Methods: Patients with EGFR-mutant (T790M-negative) NSCLC and anti-EGFR resistance, with METamp (MET gene copy number [GCN] ≥5 and/or MET:CEP7 ≥2 by FISH) and/or MET overexpression (IHC 2+/3+), were randomized to tepotinib 500 mg (450 mg active moiety) + gefitinib 250 mg QD or chemotherapy. The primary endpoint was progression-free survival (PFS) per investigator assessment. Preplanned analyses evaluated patients with METamp.
Results: In 19/55 randomized patients (34.5%) with METamp (GCN ≥5, n=18; MET:CEP7 ≥2, n=13; MET IHC 3+, n=17), the median age was 60.4 years, 68.4% were never-smokers, and prior EGFR inhibitors were gefitinib (57.9%), afatinib (21.1%), erlotinib (10.5%), and icotinib (10.5%). The median duration of tepotinib + gefitinib treatment was 11.3 months (range: 1.1–56.5). Two patients continued treatment outside the study.

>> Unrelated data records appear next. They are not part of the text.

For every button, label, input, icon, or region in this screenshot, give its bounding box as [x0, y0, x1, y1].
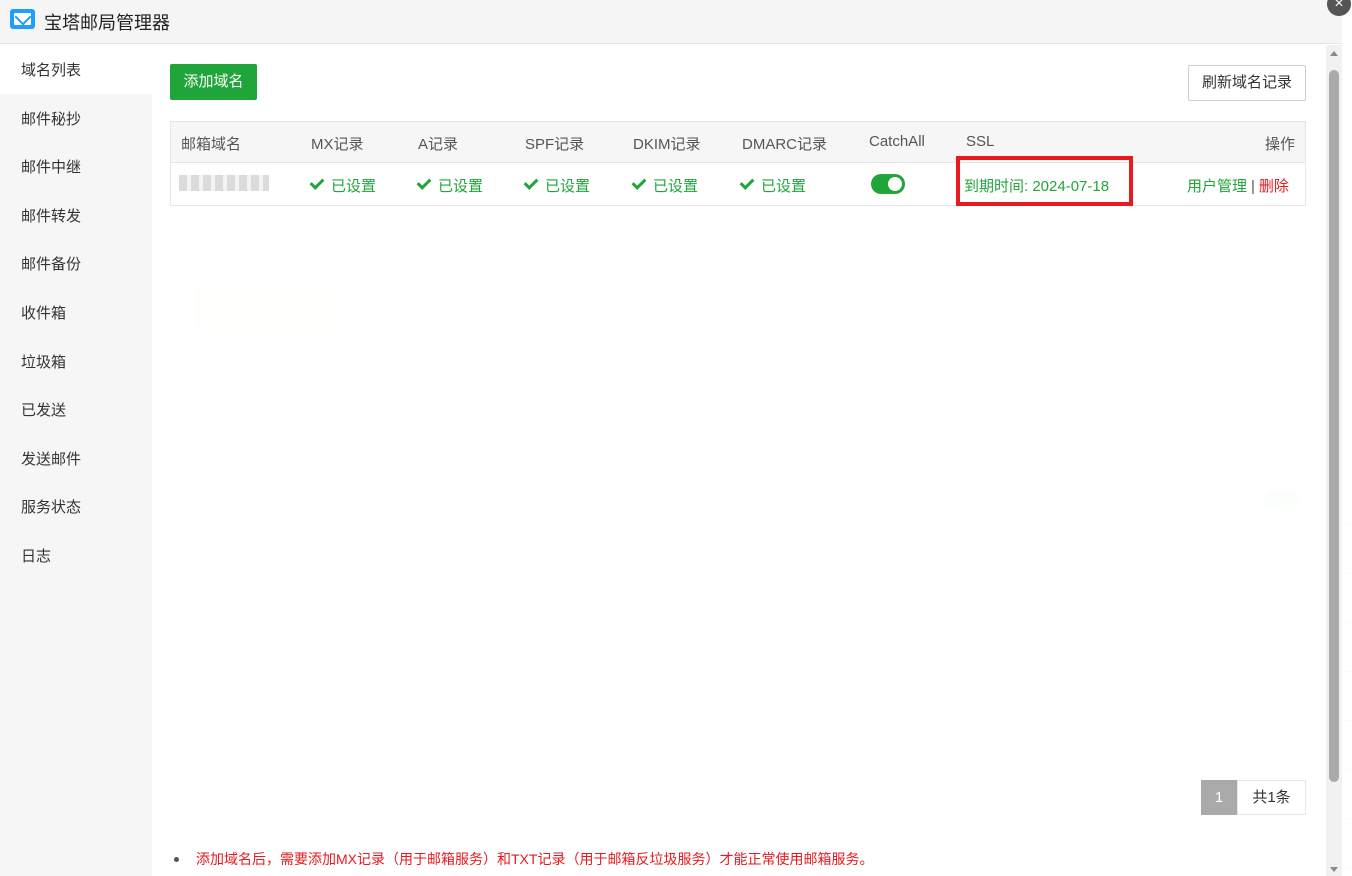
page-current[interactable]: 1 — [1201, 780, 1237, 815]
domain-name-redacted — [179, 175, 269, 195]
sidebar-item-domain-list[interactable]: 域名列表 — [0, 45, 152, 94]
sidebar-item-logs[interactable]: 日志 — [0, 531, 152, 580]
add-domain-button[interactable]: 添加域名 — [170, 64, 257, 100]
check-icon — [416, 175, 432, 190]
header-ssl: SSL — [966, 133, 995, 150]
header-catchall: CatchAll — [869, 133, 925, 150]
main-content: 添加域名 刷新域名记录 邮箱域名 MX记录 A记录 SPF记录 DKIM记录 D… — [152, 45, 1326, 876]
dkim-status: 已设置 — [631, 175, 698, 196]
row-actions: 用户管理 | 删除 — [1187, 175, 1289, 196]
header-mx: MX记录 — [311, 136, 364, 153]
sidebar-item-mail-forward[interactable]: 邮件转发 — [0, 191, 152, 240]
sidebar-item-service-status[interactable]: 服务状态 — [0, 482, 152, 531]
vertical-scrollbar[interactable] — [1326, 45, 1342, 876]
window-title: 宝塔邮局管理器 — [44, 13, 170, 33]
mail-manager-window: 宝塔邮局管理器 × 域名列表 邮件秘抄 邮件中继 邮件转发 邮件备份 收件箱 垃… — [0, 0, 1351, 876]
sidebar-item-mail-bcc[interactable]: 邮件秘抄 — [0, 94, 152, 143]
title-bar: 宝塔邮局管理器 — [0, 0, 1342, 44]
check-icon — [309, 175, 325, 190]
header-dmarc: DMARC记录 — [742, 136, 827, 153]
mx-status: 已设置 — [309, 175, 376, 196]
sidebar: 域名列表 邮件秘抄 邮件中继 邮件转发 邮件备份 收件箱 垃圾箱 已发送 发送邮… — [0, 45, 152, 876]
header-a: A记录 — [418, 136, 459, 153]
dmarc-status: 已设置 — [739, 175, 806, 196]
action-separator: | — [1251, 178, 1255, 195]
sidebar-item-inbox[interactable]: 收件箱 — [0, 288, 152, 337]
check-icon — [739, 175, 755, 190]
help-tip: 添加域名后，需要添加MX记录（用于邮箱服务）和TXT记录（用于邮箱反垃圾服务）才… — [173, 851, 874, 867]
check-icon — [523, 175, 539, 190]
pagination: 1 共1条 — [1201, 780, 1306, 815]
page-total: 共1条 — [1237, 780, 1306, 815]
header-domain: 邮箱域名 — [181, 136, 242, 153]
delete-link[interactable]: 删除 — [1259, 178, 1289, 195]
table-row: 已设置 已设置 已设置 已设置 已设置 到期时间: 2024-07-18 用户管… — [171, 156, 1305, 206]
user-management-link[interactable]: 用户管理 — [1187, 178, 1247, 195]
scroll-up-icon[interactable] — [1330, 51, 1338, 56]
domain-table: 邮箱域名 MX记录 A记录 SPF记录 DKIM记录 DMARC记录 Catch… — [170, 121, 1306, 206]
header-spf: SPF记录 — [525, 136, 585, 153]
spf-status: 已设置 — [523, 175, 590, 196]
sidebar-item-compose[interactable]: 发送邮件 — [0, 434, 152, 483]
header-ops: 操作 — [1265, 136, 1296, 153]
sidebar-item-mail-relay[interactable]: 邮件中继 — [0, 142, 152, 191]
scroll-thumb[interactable] — [1329, 70, 1339, 782]
ssl-expiry: 到期时间: 2024-07-18 — [964, 178, 1110, 195]
header-dkim: DKIM记录 — [633, 136, 701, 153]
check-icon — [631, 175, 647, 190]
table-header: 邮箱域名 MX记录 A记录 SPF记录 DKIM记录 DMARC记录 Catch… — [171, 122, 1305, 163]
sidebar-item-spam[interactable]: 垃圾箱 — [0, 337, 152, 386]
scroll-down-icon[interactable] — [1330, 867, 1338, 872]
sidebar-item-sent[interactable]: 已发送 — [0, 385, 152, 434]
catchall-toggle[interactable] — [871, 174, 905, 194]
mail-icon — [10, 9, 35, 29]
a-status: 已设置 — [416, 175, 483, 196]
sidebar-item-mail-backup[interactable]: 邮件备份 — [0, 239, 152, 288]
refresh-domain-records-button[interactable]: 刷新域名记录 — [1188, 65, 1306, 101]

Tepotinib + gefitinib improved PFS (median 16.6 months [90% CI: 8.3, 22.1]) versus chemotherapy (median 4.2 months [90% CI: 1.4, 7.0]): HR 0.13 (90% CI: 0.04, 0.43). Overall survival (HR 0.10; 90% CI: 0.02, 0.36), objective response rate
(OR 2.67; 90% CI: 0.37, 19.56) and duration of response also improved with the combination in comparison to chemotherapy.
Treatment-related Grade ≥3 AEs occurred in seven patients (58.3%) with tepotinib + gefitinib and five (71.4%) with chemotherapy.
In patients with MET IHC 3+ (n=34, including 17 patients with METamp), tepotinib + gefitinib also markedly improved PFS (HR 0.35; 90% CI: 0.17, 0.74) and OS (HR 0.44; 90% CI: 0.23, 0.84) versus chemotherapy.
Conclusions: Tepotinib + gefitinib significantly improved PFS and OS versus chemotherapy in patients with EGFR-mutant NSCLC with METamp.